COVID-19 Patients Have Driven Mayo to 100% Hospital Capacity in Region
Governor: Thousands more may die by January if virus unchecked
One of the Chippewa Valley’s largest health care providers is issuing a dire warning about the toll of the COVID-19 pandemic: Mayo Clinic Health System said Tuesday that all of the beds are full at all of its hospitals in northwest Wisconsin.
Furthermore, half of the hospitals’ intensive care unit capacity is occupied by patients with the coronavirus, while 40% of medical surgical beds are occupied by those with COVID-19, according to a statement attributed to several top officials, including Dr. Richard Helmers, regional vice president for Mayo Clinic Health System Northwest Wisconsin.

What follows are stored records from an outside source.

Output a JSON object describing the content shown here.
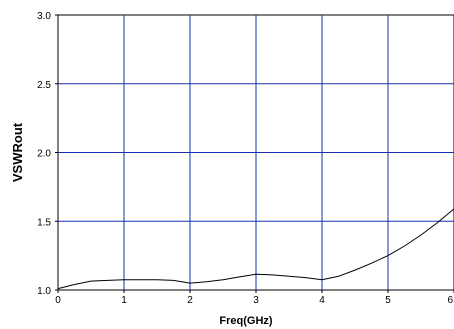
{
  "chart_data": {
    "type": "line",
    "title": "",
    "xlabel": "Freq(GHz)",
    "ylabel": "VSWRout",
    "xlim": [
      0,
      6
    ],
    "ylim": [
      1.0,
      3.0
    ],
    "x_ticks": [
      0,
      1,
      2,
      3,
      4,
      5,
      6
    ],
    "x_tick_labels": [
      "0",
      "1",
      "2",
      "3",
      "4",
      "5",
      "6"
    ],
    "y_ticks": [
      1.0,
      1.5,
      2.0,
      2.5,
      3.0
    ],
    "y_tick_labels": [
      "1.0",
      "1.5",
      "2.0",
      "2.5",
      "3.0"
    ],
    "grid": true,
    "grid_color": "#1a2fb0",
    "line_color": "#000000",
    "series": [
      {
        "x": [
          0,
          0.25,
          0.5,
          0.75,
          1.0,
          1.25,
          1.5,
          1.75,
          2.0,
          2.25,
          2.5,
          2.75,
          3.0,
          3.25,
          3.5,
          3.75,
          4.0,
          4.25,
          4.5,
          4.75,
          5.0,
          5.25,
          5.5,
          5.75,
          6.0
        ],
        "values": [
          1.01,
          1.04,
          1.065,
          1.07,
          1.075,
          1.075,
          1.075,
          1.07,
          1.05,
          1.06,
          1.075,
          1.095,
          1.115,
          1.11,
          1.1,
          1.09,
          1.075,
          1.1,
          1.145,
          1.195,
          1.25,
          1.32,
          1.4,
          1.49,
          1.59
        ]
      }
    ]
  }
}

“The public urgently needs to treat COVID-19 as the health emergency it is to prevent the health care system from being overwhelmed,” the statement said. “We are pleading for everyone’s help to wear a mask and follow all public health guidelines to limit the spread of this disease.”
The surge in COVID-19 cases in the region had already led Mayo Clinic Health System to temporarily defer elective care at its hospitals in northwest Wisconsin beginning Oct. 31.

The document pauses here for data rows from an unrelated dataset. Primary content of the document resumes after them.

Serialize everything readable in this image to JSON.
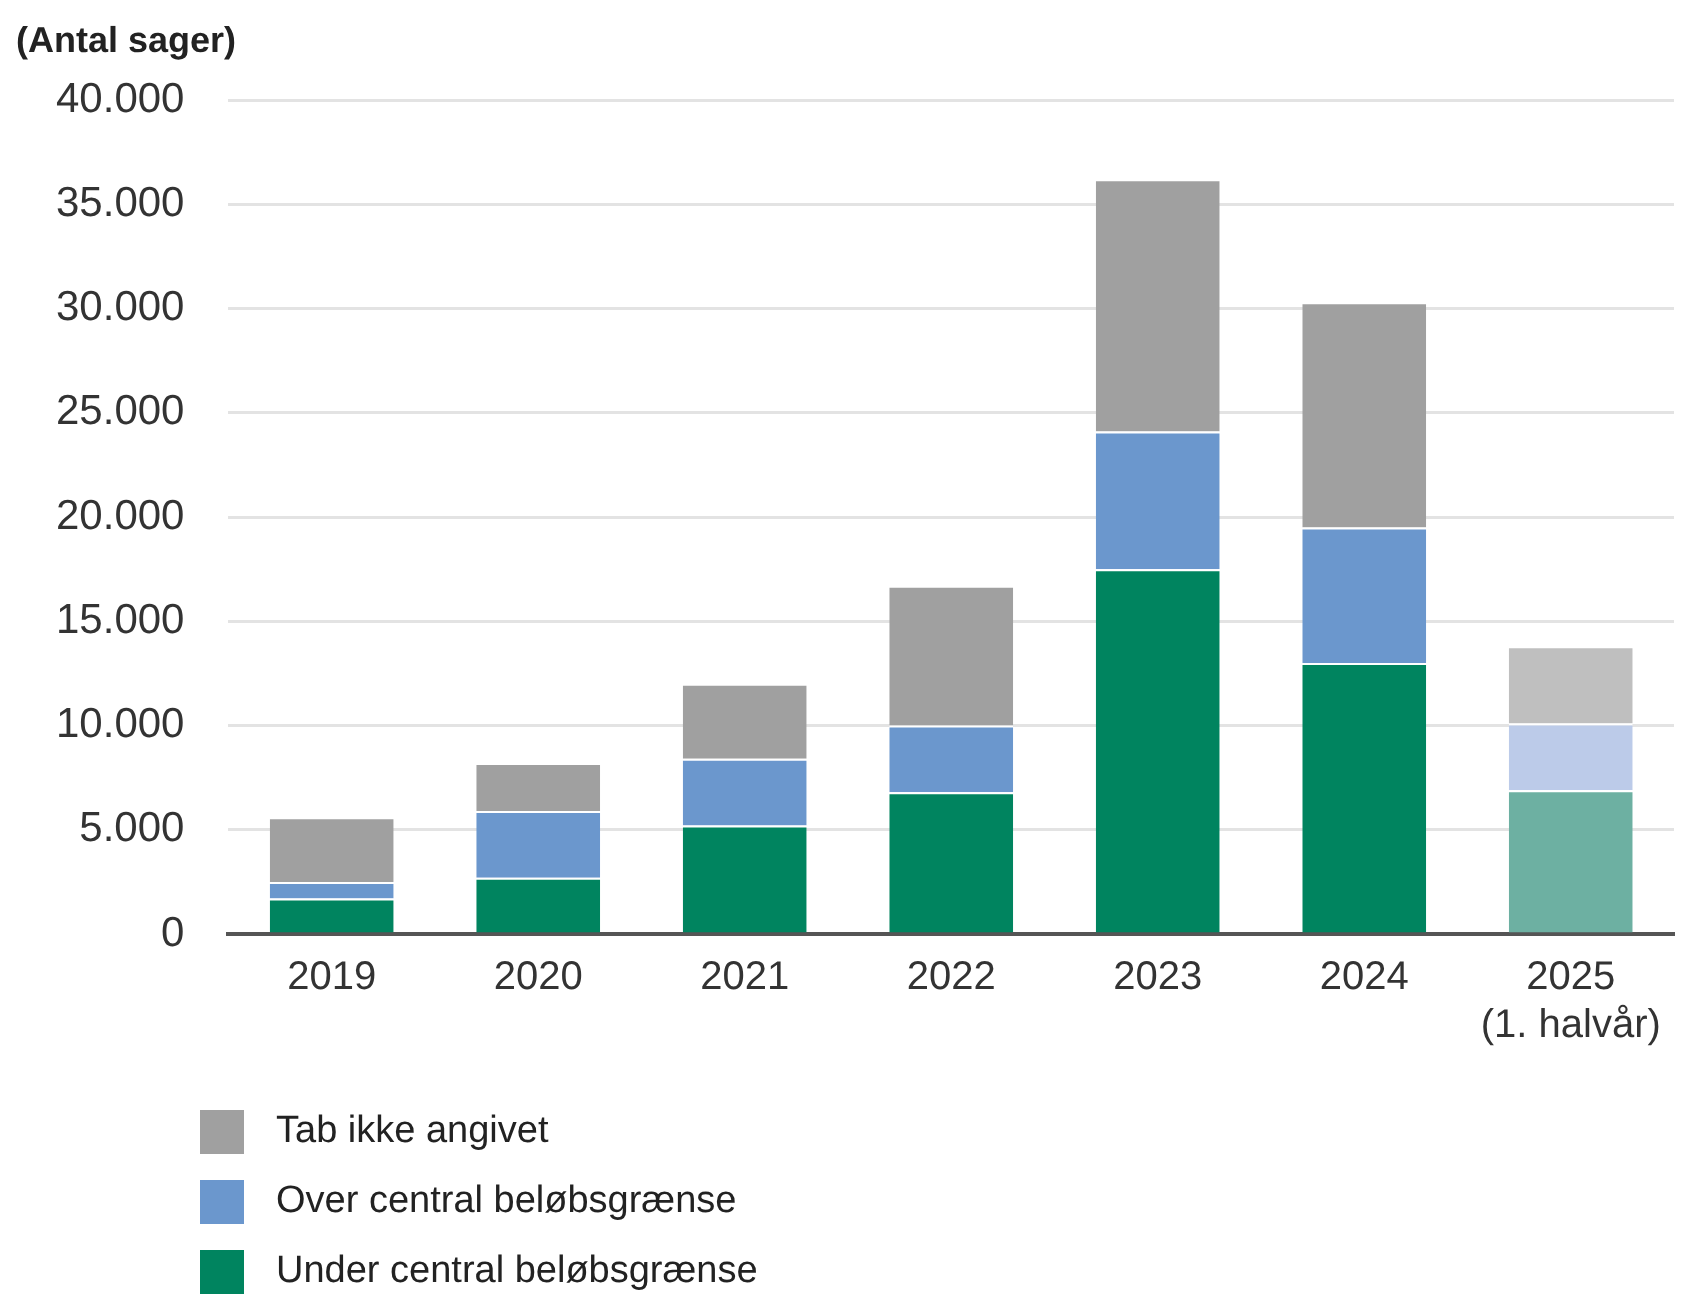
{
  "chart_data": {
    "type": "bar",
    "ylabel": "(Antal sager)",
    "stacked": true,
    "grid": "y",
    "legend": "bottom left",
    "categories": [
      "2019",
      "2020",
      "2021",
      "2022",
      "2023",
      "2024",
      "2025\n(1. halvår)"
    ],
    "series": [
      {
        "name": "Under central beløbsgrænse",
        "color": "#00845f",
        "colors": [
          "#00845f",
          "#00845f",
          "#00845f",
          "#00845f",
          "#00845f",
          "#00845f",
          "#6db0a2"
        ],
        "values": [
          1700,
          2700,
          5200,
          6800,
          17500,
          13000,
          6900
        ]
      },
      {
        "name": "Over central beløbsgrænse",
        "color": "#6b97cd",
        "colors": [
          "#6b97cd",
          "#6b97cd",
          "#6b97cd",
          "#6b97cd",
          "#6b97cd",
          "#6b97cd",
          "#bccbe9"
        ],
        "values": [
          800,
          3200,
          3200,
          3200,
          6600,
          6500,
          3200
        ]
      },
      {
        "name": "Tab ikke angivet",
        "color": "#a0a0a0",
        "colors": [
          "#a0a0a0",
          "#a0a0a0",
          "#a0a0a0",
          "#a0a0a0",
          "#a0a0a0",
          "#a0a0a0",
          "#bfbfbf"
        ],
        "values": [
          3100,
          2300,
          3600,
          6700,
          12100,
          10800,
          3700
        ]
      }
    ],
    "ylim": [
      0,
      40000
    ],
    "yticks": [
      {
        "value": 0,
        "label": "0"
      },
      {
        "value": 5000,
        "label": "5.000"
      },
      {
        "value": 10000,
        "label": "10.000"
      },
      {
        "value": 15000,
        "label": "15.000"
      },
      {
        "value": 20000,
        "label": "20.000"
      },
      {
        "value": 25000,
        "label": "25.000"
      },
      {
        "value": 30000,
        "label": "30.000"
      },
      {
        "value": 35000,
        "label": "35.000"
      },
      {
        "value": 40000,
        "label": "40.000"
      }
    ]
  }
}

“We are pleading for everyone’s help to wear a mask and follow all public health guidelines to limit the spread of this disease.”
The announcement came as the Wisconsin set single-day records in the number of positive cases, deaths, and new hospitalizations, according to the state Department of Health Services: 7,073 confirmed cases were reported since Monday, 66 people had died from the virus, and 291 more were hospitalized, bringing the total of those in the hospital to 13,230. Since the beginning of the pandemic, there have been nearly 279,000 COVID-19 cases in Wisconsin and 2,395 deaths.
In Eau Claire County, the number of positive cases rose 92 between Monday and Tuesday, reaching 5,223 overall. The county’s death toll grew by four to 35. Last Thursday, Nov. 5, Eau Claire County set a single-day record in new cases with 240.
Gov. Tony Evers planned to deliver a live, statewide address on the pandemic at 6:05pm Tuesday, which you can watch here.
In a preview of Evers’ remarks released by his office Tuesday afternoon, the governor said that the Institute for Health Metrics and Evaluation estimates an additional 2,500 Wisconsinites could die by Jan. 1 “if no further actions are taken to get this virus under control.”
“The surges we see – the new cases, hospitalizations, and deaths – these are not foregone conclusions,” the governor’s statement read. “These are predictable and preventable. That means the fight against this virus is winnable, but only if we fight it together.”
For the latest on the state’s effort to combat the pandemic, visit the DHS COVID-19 website.
Here is the full text of Tuesday’s statement released by Mayo Clinic Health System in Northwest Wisconsin:
Our COVID-19 situation is constantly evolving with admissions and discharges, but as of Tuesday afternoon, Mayo Clinic Health System in Northwest Wisconsin had 83 COVID positive inpatients; that includes our hospitals in Barron, Bloomer, Eau Claire, Osseo and Menomonie. In addition, COVID-19 testing operations at Mayo Clinic Health System in Northwest Wisconsin are generating greater than 1,000 positive tests per week and positivity rates have recently exceeded 30% per day.
The public urgently needs to treat COVID-19 as the health emergency it is to prevent the health care system from being overwhelmed. We are pleading for everyone’s help to wear a mask and follow all public health guidelines to limit the spread of this disease. 100% of our beds are full at all hospitals for Mayo Clinic Health System in Northwest Wisconsin. This is a critically important message our community desperately needs to hear.
Approximately 50% of our intensive care capacity is occupied by COVID positive patients – our ICU is full. Approximately 40% of our medical surgical beds in Northwest Wisconsin are occupied by COVID positive patients – our medical surgical units are full. COVID inpatients routinely have hospital lengths of stay 2 to 3 times longer than non-COVID patients. We also have approximately 300 Mayo Clinic Health System staff in Northwest Wisconsin on work restrictions due to COVID-19 exposures.
While we are temporarily deferring elective procedures in order to free up beds for COVID-19 patients, the public needs to understand we continue to care for other patient populations in addition to COVID patients – we remain open for trauma, emergency care, and urgent care needs while also caring for COVID patients. We need your help and we need it now.